Even when Bigelow's films are literally pornographic, the viewer's response can be safely assumed to be conflicted. Take, for example, the infamous snuff-film scene in Strange Days: The villain traps his victim, hooks her up to the virtual-reality device that will download his sensory experience into her brain, and then rapes and strangles her—meaning that she experiences both her own rape and murder and her killer's pleasure in same, and we get to watch. Whether you read this scene as a provocative film-theory vignette on the internalized male gaze or just a vile precursor to Saw, Hostel, and the rest of the torture-porn genre to come—or both—you will long to scrub your brain with a Brillo Pad after viewing.
Rule 3: There should be at least one Hot Chick (viz., Jolie, Mendes, Fox).
Muggy with unchecked testosterone, Bigelow's last two films, K-19 and The Hurt Locker, have scarcely any female speaking parts between them; in Locker, the sexual tension nearly detonates in a drunken play-fight scene that's as nerve-rattling as any of the film's bomb-hunting sequences. In The Loveless, Near Dark, Blue Steel, and the giddily homoerotic Point Break, the female leads are tomboyish pixies, short of hair and somewhat epicene. Mace in Strange Days is undeniably a Hot Chick, but context is everything, and she's got bigger muscles and balls—and she wears better suits—than her male opposite. After she spends the entire movie tough-mothering hapless Lenny, their final romantic clinch seems almost incestuous.

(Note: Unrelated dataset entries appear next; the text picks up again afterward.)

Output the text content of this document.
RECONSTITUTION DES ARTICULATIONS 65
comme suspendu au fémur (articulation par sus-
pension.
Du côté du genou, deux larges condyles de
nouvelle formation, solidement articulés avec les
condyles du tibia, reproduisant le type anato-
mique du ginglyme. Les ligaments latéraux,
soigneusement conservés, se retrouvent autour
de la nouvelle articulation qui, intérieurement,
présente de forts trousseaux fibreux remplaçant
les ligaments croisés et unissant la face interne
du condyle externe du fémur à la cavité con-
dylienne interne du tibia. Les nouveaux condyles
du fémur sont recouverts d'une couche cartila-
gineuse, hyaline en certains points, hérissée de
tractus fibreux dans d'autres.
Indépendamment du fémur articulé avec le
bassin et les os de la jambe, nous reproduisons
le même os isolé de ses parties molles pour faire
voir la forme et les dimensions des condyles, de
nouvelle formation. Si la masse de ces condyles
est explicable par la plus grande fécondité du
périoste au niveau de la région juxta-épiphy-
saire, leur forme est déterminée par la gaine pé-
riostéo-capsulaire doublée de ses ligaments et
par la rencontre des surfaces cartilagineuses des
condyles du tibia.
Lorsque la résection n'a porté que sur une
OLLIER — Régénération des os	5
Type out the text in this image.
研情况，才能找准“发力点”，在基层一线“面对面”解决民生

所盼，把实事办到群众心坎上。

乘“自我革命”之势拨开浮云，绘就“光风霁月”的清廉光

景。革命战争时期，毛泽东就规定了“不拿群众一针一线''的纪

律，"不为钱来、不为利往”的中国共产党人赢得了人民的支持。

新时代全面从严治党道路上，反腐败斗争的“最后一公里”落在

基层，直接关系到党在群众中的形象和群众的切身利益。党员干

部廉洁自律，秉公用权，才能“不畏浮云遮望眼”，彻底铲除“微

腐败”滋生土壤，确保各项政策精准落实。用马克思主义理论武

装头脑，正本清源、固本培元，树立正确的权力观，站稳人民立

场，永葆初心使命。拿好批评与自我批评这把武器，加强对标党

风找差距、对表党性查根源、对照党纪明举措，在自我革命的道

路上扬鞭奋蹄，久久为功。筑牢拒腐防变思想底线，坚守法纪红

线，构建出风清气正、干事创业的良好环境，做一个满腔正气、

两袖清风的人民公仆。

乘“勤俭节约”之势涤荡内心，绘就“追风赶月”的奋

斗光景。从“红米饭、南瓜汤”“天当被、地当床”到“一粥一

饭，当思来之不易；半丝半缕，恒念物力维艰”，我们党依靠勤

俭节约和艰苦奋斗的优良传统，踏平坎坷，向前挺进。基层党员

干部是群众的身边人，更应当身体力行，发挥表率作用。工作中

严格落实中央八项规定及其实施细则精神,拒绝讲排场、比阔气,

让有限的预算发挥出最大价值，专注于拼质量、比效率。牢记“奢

Rule 4: Send the viewer out on a high!
At the end of Point Break, neither Johnny Utah nor Bodhi "win"; it's more like an exhausted draw. Blue Steel's Megan appears destined for a life of bad dreams and gnarled trust issues. The young navy heroes honored in K-19 are also victims—dead of radiation sickness because their ultra-authoritarian captain (Harrison Ford with a Russian accent!) insisted that their junker of a submarine was sea-ready. They were incredibly brave, yes, but they died for nothing but their boss' machismo.
And without spoiling anything, the ending of The Hurt Locker is a grim punch line that confirms its opening epigraph, "War is a drug"—though the line is not as self-evident as it first seems. War is addictive and soul-warping in The Hurt Locker, yes, but after two hours of trying to penetrate the mind of Staff Sgt. James, one might also think of war as a medication—a cognitive enhancer for a certain kind of highly useful misfit. Like much in Bigelow's oeuvre, it's a strange and unnerving concept. Her films are thrilling, hair-raising, sensational in all senses of the word—but they're not comforting, and they're not cathartic. Which is to say: Kathryn Bigelow gives us what we want, but not all of it.